Maundrell, who visited the lake at Jebbul, tells us that he found salt there which had entirely “lost its savor;” and the same abounds among the debris at Usdum, and other localities of rock-salt at the south end of the Dead Sea. Indeed, it is a well-known fact that the salt of this country, when in contact with the ground, or exposed to rain and sun, does become insipid and useless. From the manner in which it is gathered, much earth and other impurities are necessarily collected with it. Not a little of it is so impure that it cannot be used at all; and such salt soon effloresces and turns to dust—not to fruitful soil however. It is not only good for nothing itself, but it actually destroys all fertility wherever it is thrown; and this is the reason why it is cast into the street. There is a sort of verbal verisimilitude in the manner in which our Lord alludes to the act—“it is cast out” and “trodden underfoot;” so troublesome is this corrupted salt that it is carefully swept up, carried forth, and thrown into the street. There is no place about the house, yard, or garden where it can be tolerated. No man will allow it to be thrown on to his field, and the only place for it is the street; and there it is cast, to be trodden under the foot of men” (W. M. Thompson, The Land and the Book, Baker Book House, Grand Rapids, MI, reprinted 1973. Chap. XXVI, “Kersa-Tiberias,” Pps. 381-382).

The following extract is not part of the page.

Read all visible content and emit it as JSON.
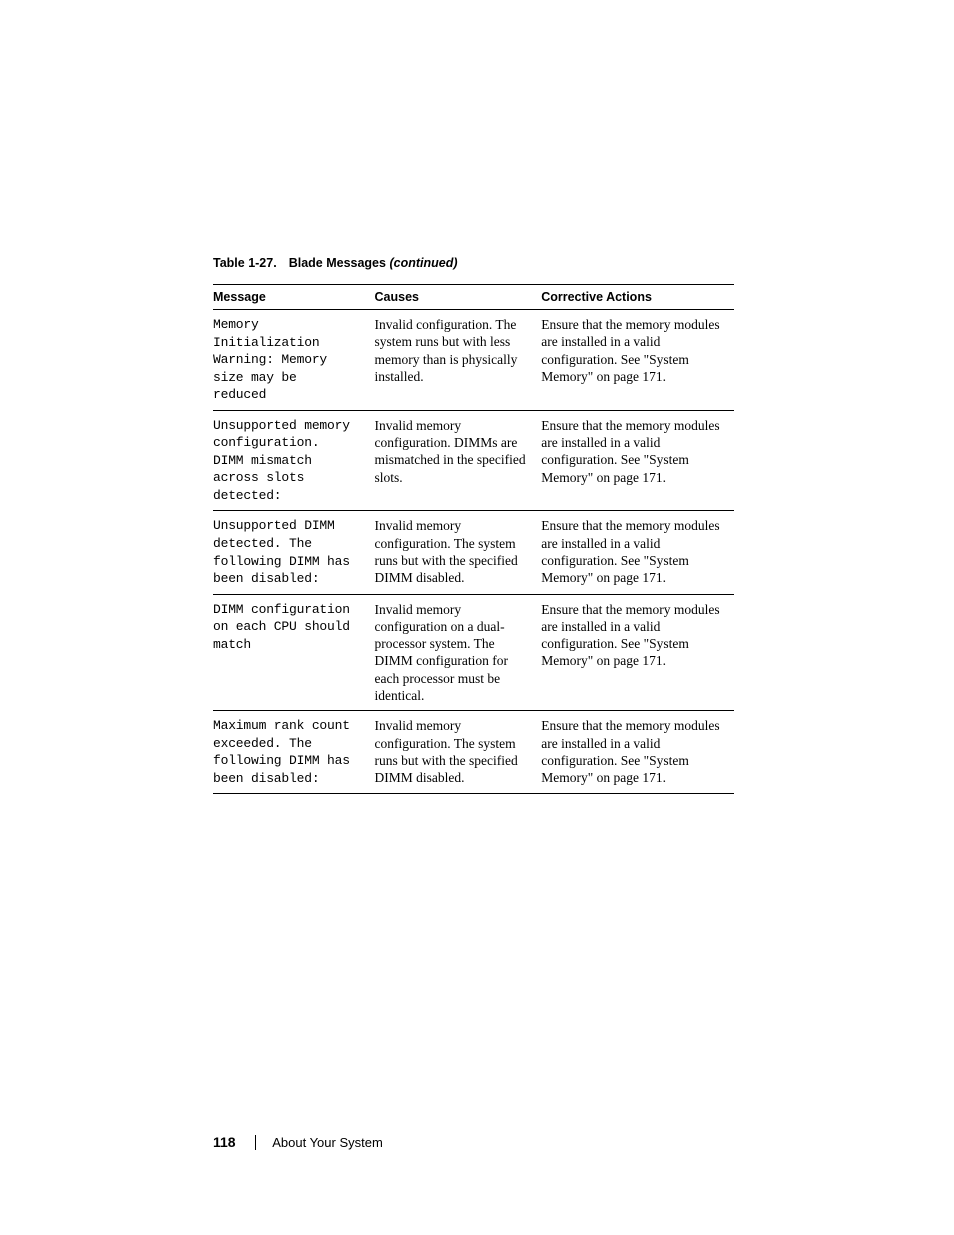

“thrown out into the street.” The words “into the street” are added for clarity. Although the text just says “thrown out,” to most people today that means “thrown into the trash.” But there were no trash cans in the biblical world, and no trash collectors. “Thrown out,” meant “thrown out of the house into the street,” and that happened with most unwanted things. For example, in the Roman world, sewage was almost always simply thrown into the street, which was a major reason for the horrible stench in the cities, the prevalence of disease, and why it was important to wash one’s feet upon entering a house (and why that job was given to the lowest slaves in the household). Salt that had lost its saltiness was thrown out into the street and was trampled on by the street traffic.